Now, simplify inside the brackets:

\(3 + 7(8y - 9) = 3 + 56y - 63 = 56y - 60\)

Then, factor 4 from 56y - 60: 56y - 60 = 4(14y - 15)

So the expression becomes:

\((8y - 9)^2\times4(14y - 15) = 4(8y - 9)^2(14y - 15)\)

But maybe the problem expects the answer as \((8y - 9)^2(3 + 7(8y - 9))\) simplified, which is \((8y - 9)^2(56y - 60)\), but factoring further, 56y - 60 = 4(14y - 15), so \((8y - 9)^2\times4(14y - 15) = 4(8y - 9)^2(14y - 15)\).

Wait, but let's check with a different approach. Let's let \(u = 8y - 9\). Then the polynomial becomes \(3u^2 + 7u^3\). The GCF of \(3u^2\) and \(7u^3\) is \(u^2\). So factoring out \(u^2\) gives \(u^2(3 + 7u)\). Substituting back \(u = 8y - 9\), we get \((8y - 9)^2(3 + 7(8y - 9))\). Now simplify \(3 + 7(8y - 9)\):

\(3 + 56y - 63 = 56y - 60 = 4(14y - 15)\). So the fully factored form is \(4(8y - 9)^2(14y - 15)\). But maybe the problem considers factoring out the GCF as \((8y - 9)^2\) and then simplifying the bracket, so:

\((8y - 9)^2(3 + 56y - 63) = (8y - 9)^2(56y - 60) = 4(8y - 9)^2(14y - 15)\).

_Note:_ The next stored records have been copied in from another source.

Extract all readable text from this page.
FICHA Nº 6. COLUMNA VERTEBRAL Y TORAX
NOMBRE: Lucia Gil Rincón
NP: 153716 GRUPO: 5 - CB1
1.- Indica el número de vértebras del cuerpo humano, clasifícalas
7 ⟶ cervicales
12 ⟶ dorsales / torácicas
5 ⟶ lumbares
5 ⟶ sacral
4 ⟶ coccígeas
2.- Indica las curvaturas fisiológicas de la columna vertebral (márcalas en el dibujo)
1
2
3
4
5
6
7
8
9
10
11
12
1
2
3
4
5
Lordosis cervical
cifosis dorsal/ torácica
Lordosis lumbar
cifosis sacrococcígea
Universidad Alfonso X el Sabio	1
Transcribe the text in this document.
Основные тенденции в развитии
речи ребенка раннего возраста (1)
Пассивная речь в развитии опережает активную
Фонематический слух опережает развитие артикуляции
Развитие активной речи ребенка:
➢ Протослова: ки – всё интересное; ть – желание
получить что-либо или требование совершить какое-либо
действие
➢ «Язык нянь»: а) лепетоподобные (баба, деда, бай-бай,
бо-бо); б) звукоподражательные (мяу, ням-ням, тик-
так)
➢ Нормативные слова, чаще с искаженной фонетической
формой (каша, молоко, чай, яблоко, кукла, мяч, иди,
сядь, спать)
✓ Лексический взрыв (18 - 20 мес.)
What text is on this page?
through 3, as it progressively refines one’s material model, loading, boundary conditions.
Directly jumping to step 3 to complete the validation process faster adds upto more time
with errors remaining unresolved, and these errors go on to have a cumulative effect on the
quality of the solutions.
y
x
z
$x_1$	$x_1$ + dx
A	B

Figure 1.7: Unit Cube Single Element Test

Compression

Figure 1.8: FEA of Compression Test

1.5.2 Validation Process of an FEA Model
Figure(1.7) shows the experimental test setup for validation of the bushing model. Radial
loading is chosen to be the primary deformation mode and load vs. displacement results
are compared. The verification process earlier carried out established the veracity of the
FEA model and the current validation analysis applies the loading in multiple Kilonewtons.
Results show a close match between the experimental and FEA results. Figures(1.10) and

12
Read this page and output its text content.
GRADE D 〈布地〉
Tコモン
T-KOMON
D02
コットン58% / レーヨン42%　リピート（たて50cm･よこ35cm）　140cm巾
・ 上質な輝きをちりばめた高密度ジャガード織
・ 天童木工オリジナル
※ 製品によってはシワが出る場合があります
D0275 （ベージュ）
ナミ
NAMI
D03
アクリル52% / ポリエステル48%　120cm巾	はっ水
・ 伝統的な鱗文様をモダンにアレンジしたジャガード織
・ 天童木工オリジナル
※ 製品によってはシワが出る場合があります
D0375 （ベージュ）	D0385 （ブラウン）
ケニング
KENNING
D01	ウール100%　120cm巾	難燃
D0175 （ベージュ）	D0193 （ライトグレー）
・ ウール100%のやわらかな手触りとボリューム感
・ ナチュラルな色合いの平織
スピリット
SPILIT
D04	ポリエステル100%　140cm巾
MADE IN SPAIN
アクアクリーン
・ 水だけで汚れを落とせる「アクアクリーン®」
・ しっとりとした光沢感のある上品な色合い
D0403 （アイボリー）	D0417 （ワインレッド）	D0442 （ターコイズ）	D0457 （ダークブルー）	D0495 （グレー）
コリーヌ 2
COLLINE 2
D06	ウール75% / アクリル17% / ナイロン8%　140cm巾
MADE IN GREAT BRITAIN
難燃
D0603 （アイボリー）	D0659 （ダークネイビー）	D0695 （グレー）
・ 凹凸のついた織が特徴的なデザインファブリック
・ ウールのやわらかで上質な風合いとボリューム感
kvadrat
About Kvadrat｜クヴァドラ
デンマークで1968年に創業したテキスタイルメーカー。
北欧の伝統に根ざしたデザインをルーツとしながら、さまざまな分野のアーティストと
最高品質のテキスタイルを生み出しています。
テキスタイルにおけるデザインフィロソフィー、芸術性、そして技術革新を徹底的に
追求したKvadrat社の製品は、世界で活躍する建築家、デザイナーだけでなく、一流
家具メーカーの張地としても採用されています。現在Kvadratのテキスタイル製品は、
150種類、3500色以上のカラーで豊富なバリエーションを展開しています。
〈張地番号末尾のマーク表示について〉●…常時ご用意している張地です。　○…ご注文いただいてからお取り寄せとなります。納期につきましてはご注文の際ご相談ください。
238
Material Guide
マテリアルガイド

But let's check the initial factoring again. The original problem is \(3(8y - 9)^2 + 7(8y - 9)^3\). The GCF is \((8y - 9)^2\), so:

\(3(8y - 9)^2 + 7(8y - 9)^3 = (8y - 9)^2[3 + 7(8y - 9)]\)

Now, simplify the bracket:

\(3 + 7(8y - 9) = 3 + 56y - 63 = 56y - 60\)

So the expression is \((8y - 9)^2(56y - 60)\). Then, factor 4 from 56y - 60: 56y - 60 = 4(14y - 15), so:

\((8y - 9)^2\times4(14y - 15) = 4(8y - 9)^2(14y - 15)\)

Yes, that's correct.

Answer:

\(4(8y - 9)^2(14y - 15)\)

Wait, but let's verify with the substitution method. Let \(y = 1\). Then the original polynomial:

\(3(8(1) - 9)^2 + 7(8(1) - 9)^3 = 3(-1)^2 + 7(-1)^3 = 3(1) + 7(-1) = 3 - 7 = -4\)

Now the factored form: \(4(8(1) - 9)^2(14(1) - 15) = 4(-1)^2(14 - 15) = 4(1)(-1) = -4\). Correct.

Another test: \(y = 0\). Original polynomial: \(3(0 - 9)^2 + 7(0 - 9)^3 = 3(81) + 7(-729) = 243 - 5103 = -4860\)

Factored form: \(4(0 - 9)^2(0 - 15) = 4(81)(-15) = 324(-15) = -4860\). Correct.

So the correct factored form is \(4(8y - 9)^2(14y - 15)\). But wait, maybe the problem expects the answer as \((8y - 9)^2(3 + 7(8y - 9))\) which simplifies to \((8y - 9)^2(56y - 60)\), but factoring out 4 gives \(4(8y - 9)^2(14y - 15)\). So that's the complete factorization.